Un célèbre dessin de presse de Chaunu résume avec humour l’évolution des relations entre les parents d’élèves et l’institution scolaire. À droite de l’image, une scène censée se dérouler en 1969. Des parents montrent le bulletin scolaire à leur enfant, tout penaud, en lui demandant d’un air sévère : « C’est quoi ces notes ? ». À gauche, la même scène, en 2009. Mais, là, les parents s’adressent directement à la maîtresse, devant un enfant au sourire provocateur.

Le dessin se veut caricatural, mais il illustrerait des situations de plus en plus fréquentes, si l’on en juge par les conclusions du rapport d’activité 2021 de la médiatrice de l’éducation nationale et de l’enseignement supérieur, présenté lundi 25 juillet.

Sur les 18 000 saisines traitées par cette instance chargée de la régulation des conflits, 78 % ont été présentées par les « usagers de l’éducation nationale » (élèves, étudiants, familles) dont 12 % concernaient la notation et l’évaluation. Soit cinq fois plus qu’il y a cinq ans.

Au-delà des notes, les familles contestent également les sanctions pour des questions de discipline ou de comportement (20 % des saisines) et remettent globalement plus souvent en cause les décisions de l’école : 46 % des saisines liées à la vie scolaire concernent les conflits parents-établissement.

« La place des notes exacerbe la sensibilité des parents »

« En tant que proviseur, je traite régulièrement des situations de tension entre des enseignants et des parents,surtout depuis la fin des confinements, témoigne Bruno Bobkiewicz, secrétaire général du Syndicat national des personnels de direction de l’éducation nationale (SNPDEN-UNSA). Cette période a généré une proximité historique entre l’école et les parents, mais une fois terminée, certains ont eu l’impression qu’ils pouvaient continuer à s’immiscer dans la classe et donner un avis sur les contenus. »

Le proviseur de la cité Berlioz de Vincennes pointe également du doigt la question du contrôle continu. « La place des notes à partir de la première et dans Parcoursupexacerbe la sensibilité des parents sur les évaluations. J’en vois de plus en plus qui demandent une révision des notes. »

Le poids du diplôme est tel que les familles attendent beaucoup de l’école, analyse de son côté Pierre Périer, sociologue de l’éducation. « Ils veulent que leur enfant réussisse sa scolarité mais aussi son orientation. Et ceux qui connaissent bien les ficelles de l’institution savent ce qu’il faut faire pour forcer leur avantage. Ils s’investissent d’autant plus, ajoute-t-il, que le discours politique met l’accent sur la réussite de tous les élèves. »

Si tous les enfants peuvent réussir alors le mien aussi, se disent beaucoup de parents, pris entre « des attentes » vis-à-vis de l’école qu’ils aimeraient « contrôler » et une « relation de dépendance » puisqu’ils ne peuvent pas en changer le fonctionnement, souligne le sociologue. « Or, c’est ce sentiment d’impuissance qui engendre des conflits », dit-il.

Une détérioration du climat scolaire

Et la crise sanitaire n’a fait qu’aggraver ces frustrations. Le rapprochement entre l’école et les familles n’a été «qu’uneparenthèse, rappelle Pierre Périer.

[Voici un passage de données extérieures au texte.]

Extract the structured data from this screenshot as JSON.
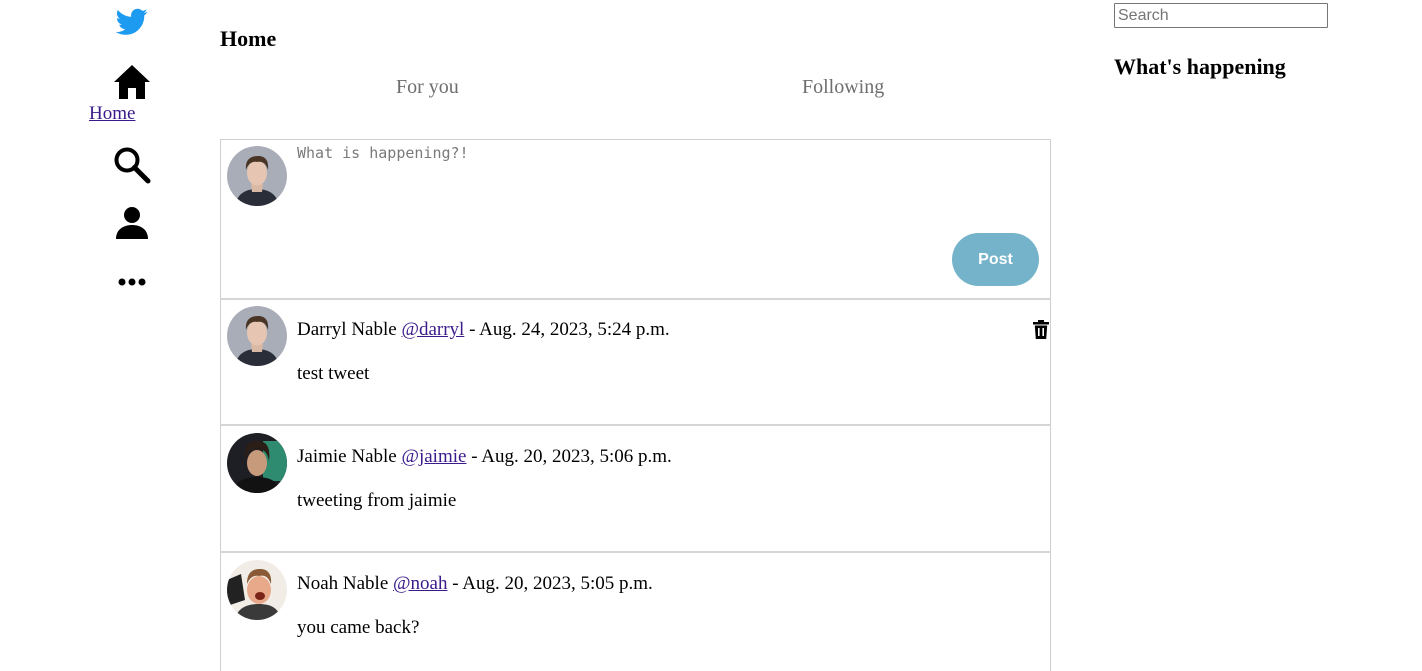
{
  "sidebar": {
    "logo_icon": "twitter-bird-icon",
    "brand_color": "#1d9bf0",
    "items": [
      {
        "icon": "home-icon",
        "label": "Home"
      },
      {
        "icon": "search-icon"
      },
      {
        "icon": "profile-icon"
      },
      {
        "icon": "more-icon"
      }
    ]
  },
  "header": {
    "title": "Home",
    "tabs": [
      {
        "label": "For you"
      },
      {
        "label": "Following"
      }
    ]
  },
  "composer": {
    "placeholder": "What is happening?!",
    "post_label": "Post",
    "post_color": "#74b3c9"
  },
  "tweets": [
    {
      "name": "Darryl Nable",
      "handle": "@darryl",
      "separator": " - ",
      "date": "Aug. 24, 2023, 5:24 p.m.",
      "text": "test tweet",
      "can_delete": true
    },
    {
      "name": "Jaimie Nable",
      "handle": "@jaimie",
      "separator": " - ",
      "date": "Aug. 20, 2023, 5:06 p.m.",
      "text": "tweeting from jaimie",
      "can_delete": false
    },
    {
      "name": "Noah Nable",
      "handle": "@noah",
      "separator": " - ",
      "date": "Aug. 20, 2023, 5:05 p.m.",
      "text": "you came back?",
      "can_delete": false
    }
  ],
  "right_sidebar": {
    "search_placeholder": "Search",
    "heading": "What's happening"
  },
  "link_color": "#3a1a8a"
}
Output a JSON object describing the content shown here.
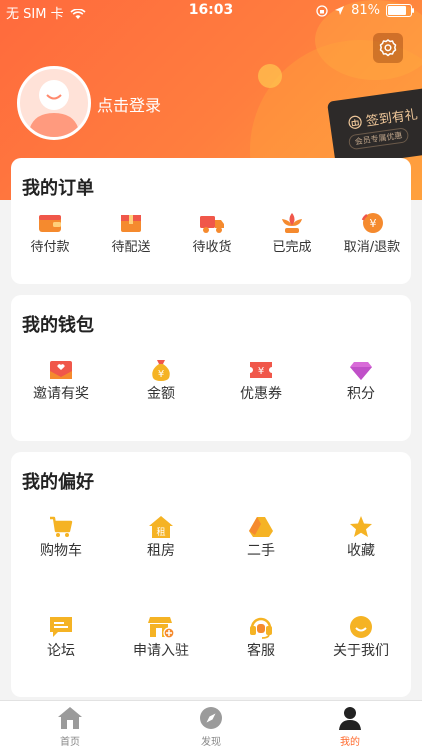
{
  "status_bar": {
    "carrier": "无 SIM 卡",
    "time": "16:03",
    "battery": "81%",
    "battery_level": 0.81
  },
  "profile": {
    "login_label": "点击登录"
  },
  "signin_card": {
    "title": "签到有礼",
    "subtitle": "会员专属优惠"
  },
  "orders": {
    "title": "我的订单",
    "items": [
      {
        "label": "待付款",
        "icon": "wallet-icon"
      },
      {
        "label": "待配送",
        "icon": "package-icon"
      },
      {
        "label": "待收货",
        "icon": "truck-icon"
      },
      {
        "label": "已完成",
        "icon": "lotus-icon"
      },
      {
        "label": "取消/退款",
        "icon": "refund-icon"
      }
    ]
  },
  "wallet": {
    "title": "我的钱包",
    "items": [
      {
        "label": "邀请有奖",
        "icon": "invite-envelope-icon"
      },
      {
        "label": "金额",
        "icon": "money-bag-icon"
      },
      {
        "label": "优惠券",
        "icon": "coupon-icon"
      },
      {
        "label": "积分",
        "icon": "diamond-icon"
      }
    ]
  },
  "preferences": {
    "title": "我的偏好",
    "items": [
      {
        "label": "购物车",
        "icon": "cart-icon"
      },
      {
        "label": "租房",
        "icon": "rent-house-icon"
      },
      {
        "label": "二手",
        "icon": "second-hand-icon"
      },
      {
        "label": "收藏",
        "icon": "star-icon"
      },
      {
        "label": "论坛",
        "icon": "forum-icon"
      },
      {
        "label": "申请入驻",
        "icon": "store-apply-icon"
      },
      {
        "label": "客服",
        "icon": "headset-icon"
      },
      {
        "label": "关于我们",
        "icon": "smile-icon"
      }
    ]
  },
  "tabbar": {
    "items": [
      {
        "label": "首页",
        "icon": "home-icon"
      },
      {
        "label": "发现",
        "icon": "compass-icon"
      },
      {
        "label": "我的",
        "icon": "user-icon"
      }
    ],
    "active": "我的"
  },
  "colors": {
    "accent": "#ff6a2d",
    "header_start": "#ff6a3d",
    "header_end": "#ff9d3f",
    "icon_yellow": "#f5b324",
    "icon_orange": "#f58a2e",
    "icon_red": "#f0574a"
  }
}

Aujourd’hui, on est revenu à l’état antérieur des relations entre les parents et l’institution scolaire qui, historiquement, a toujours été assez fermée, et cela génère de nouvelles tensions. » Depuis la pandémie de Covid, il y a également « une prise de conscience encore plus forte des inégalités et une demande de scolarité normale », explique le sociologue, auteur de Des parents invisibles. L’école face à la précarité familiale (Puf, 2019).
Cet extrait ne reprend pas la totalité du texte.